In his first comments about the RTA, France said he didn’t think the team alliance was necessary “and we thought the benefits they would arrive at with this association would be much smaller than they do.”
“The one thing that is central to NASCAR, is when you hear one voice, that probably would be the worst thing we could ever do, is to listen to one voice, even if it was a consensus voice,” France said on SiriusXM NASCAR. “Every decision we’ve ever made that’s important, the more people we’ve heard from, the better the result. That will never change in the business model of NASCAR because good ideas come from all over the place and that’s the strength that we have. Our communication has never been better … and we need to keep building on that and get the best outcome we can.”
Sure, it is NASCAR’s court and nobody has to play NASCAR’s game. But it’s the only game in town for high-performance, profitable racing, and being part of the show means playing by NASCAR’s rules.
Only NASCAR seems to have gotten so big that it’s lost sight of the plight of its primary “stakeholders.” The teams have always existed under an owner-operator model. It’s risky. It’s dangerous.
Bill Davis once won the Daytona 500 and the Southern 500 as a Sprint Cup Series team owner. He entered drivers in all three of NASCAR’s national series, but when the economy collapsed in 2008, his sponsorship evaporated and his NASCAR participation came to a halt. In the cruelest twist of all, he won the Truck Series championship on his final weekend of NASCAR participation.
When it was all said and done, he had a building and some used parts and a little bit of equity in the owner points he’d accumulated that season to show for his 20-year NASCAR career.
It’s a fear every NASCAR owner loses sleep over. When a sponsor pulls out, the whole house of cards can come crashing down. Kauffman lived it last fall when NAPA Auto Parts left MWR and the organization was forced to lay off one-third of its workforce.
So who can actually blame these owners for not resenting the NASCAR model just a little bit?
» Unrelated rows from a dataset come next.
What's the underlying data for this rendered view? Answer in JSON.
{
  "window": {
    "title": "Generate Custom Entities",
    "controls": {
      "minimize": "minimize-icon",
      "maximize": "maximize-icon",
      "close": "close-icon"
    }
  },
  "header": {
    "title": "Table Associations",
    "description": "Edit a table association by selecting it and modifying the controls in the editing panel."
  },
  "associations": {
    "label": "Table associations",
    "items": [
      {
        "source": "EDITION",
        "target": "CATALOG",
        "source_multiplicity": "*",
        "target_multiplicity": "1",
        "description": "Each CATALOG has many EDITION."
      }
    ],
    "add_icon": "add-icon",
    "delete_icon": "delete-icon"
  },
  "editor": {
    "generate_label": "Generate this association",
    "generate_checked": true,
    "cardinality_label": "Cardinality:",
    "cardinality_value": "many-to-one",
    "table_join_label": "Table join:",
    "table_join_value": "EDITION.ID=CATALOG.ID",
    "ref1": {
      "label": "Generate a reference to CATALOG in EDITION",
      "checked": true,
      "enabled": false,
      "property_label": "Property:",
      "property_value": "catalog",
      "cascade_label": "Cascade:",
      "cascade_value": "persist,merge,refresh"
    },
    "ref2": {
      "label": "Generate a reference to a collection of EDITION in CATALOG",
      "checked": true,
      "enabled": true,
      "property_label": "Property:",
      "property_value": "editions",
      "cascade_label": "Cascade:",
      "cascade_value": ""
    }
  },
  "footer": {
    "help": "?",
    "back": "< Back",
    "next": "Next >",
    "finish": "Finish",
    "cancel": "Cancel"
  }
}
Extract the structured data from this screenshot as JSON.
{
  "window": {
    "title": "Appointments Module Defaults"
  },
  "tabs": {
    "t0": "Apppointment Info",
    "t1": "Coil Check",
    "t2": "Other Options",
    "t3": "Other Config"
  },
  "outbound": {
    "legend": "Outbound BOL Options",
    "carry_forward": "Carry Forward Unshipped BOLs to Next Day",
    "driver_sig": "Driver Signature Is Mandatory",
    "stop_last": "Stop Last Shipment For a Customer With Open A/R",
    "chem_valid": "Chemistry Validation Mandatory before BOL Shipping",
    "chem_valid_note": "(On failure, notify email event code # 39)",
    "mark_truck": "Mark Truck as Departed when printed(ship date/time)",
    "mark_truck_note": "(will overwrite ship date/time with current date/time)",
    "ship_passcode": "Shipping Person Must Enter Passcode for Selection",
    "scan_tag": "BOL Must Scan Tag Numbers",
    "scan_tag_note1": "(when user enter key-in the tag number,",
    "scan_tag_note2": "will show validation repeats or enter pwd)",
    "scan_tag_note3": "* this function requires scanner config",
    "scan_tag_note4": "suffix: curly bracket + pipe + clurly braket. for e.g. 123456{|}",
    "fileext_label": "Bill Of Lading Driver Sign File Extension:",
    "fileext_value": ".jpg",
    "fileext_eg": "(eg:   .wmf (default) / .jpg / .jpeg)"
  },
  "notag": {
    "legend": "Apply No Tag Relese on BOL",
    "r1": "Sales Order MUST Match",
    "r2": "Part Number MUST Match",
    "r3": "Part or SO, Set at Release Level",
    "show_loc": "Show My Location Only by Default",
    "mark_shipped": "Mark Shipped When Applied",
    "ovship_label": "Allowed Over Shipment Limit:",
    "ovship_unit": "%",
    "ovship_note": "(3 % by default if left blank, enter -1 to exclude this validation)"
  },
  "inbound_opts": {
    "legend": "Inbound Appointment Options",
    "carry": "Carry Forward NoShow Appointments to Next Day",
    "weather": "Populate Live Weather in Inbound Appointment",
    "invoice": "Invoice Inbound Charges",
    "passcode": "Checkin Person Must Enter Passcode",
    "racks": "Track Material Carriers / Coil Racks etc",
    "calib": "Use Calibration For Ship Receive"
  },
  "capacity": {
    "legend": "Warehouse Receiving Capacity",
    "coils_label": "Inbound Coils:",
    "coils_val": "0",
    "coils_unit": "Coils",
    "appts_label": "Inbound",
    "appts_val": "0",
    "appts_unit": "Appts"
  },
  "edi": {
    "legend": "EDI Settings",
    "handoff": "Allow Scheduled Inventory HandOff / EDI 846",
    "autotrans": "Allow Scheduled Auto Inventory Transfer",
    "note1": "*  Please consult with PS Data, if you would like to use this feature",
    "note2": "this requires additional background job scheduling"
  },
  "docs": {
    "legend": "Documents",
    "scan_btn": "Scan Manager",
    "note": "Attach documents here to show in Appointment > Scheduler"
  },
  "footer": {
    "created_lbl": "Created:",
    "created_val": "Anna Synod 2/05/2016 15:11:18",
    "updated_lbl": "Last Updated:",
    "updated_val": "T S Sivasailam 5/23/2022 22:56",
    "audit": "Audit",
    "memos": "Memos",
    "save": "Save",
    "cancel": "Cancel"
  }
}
After all, the Buffalo Bills may sell for at least $1.1 billion — a far sweeter golden parachute than listing used car parts on EBay.
It’s unclear if altering the landscape to a franchise model is on RTA’s ultimate agenda. For now, the owners insist it’s about creating one voice to benefit every team — and there’s a need.
Several years ago, Rick Hendrick organized a meeting between many of the top owners, who all put together lists outlining their concerns. After debate, the group whittled it down to roughly a dozen ideas on how NASCAR could help them save some money. Nothing spectacular — maybe $1 million a team in savings.
The list was presented to NASCAR, which heard the ideas with deaf ears.
Perhaps the RTA will soon have the authority to step up and demand cost-saving measures. But for now, the question is not what the RTA is out to accomplish, but what took the team owners so long to get their act together.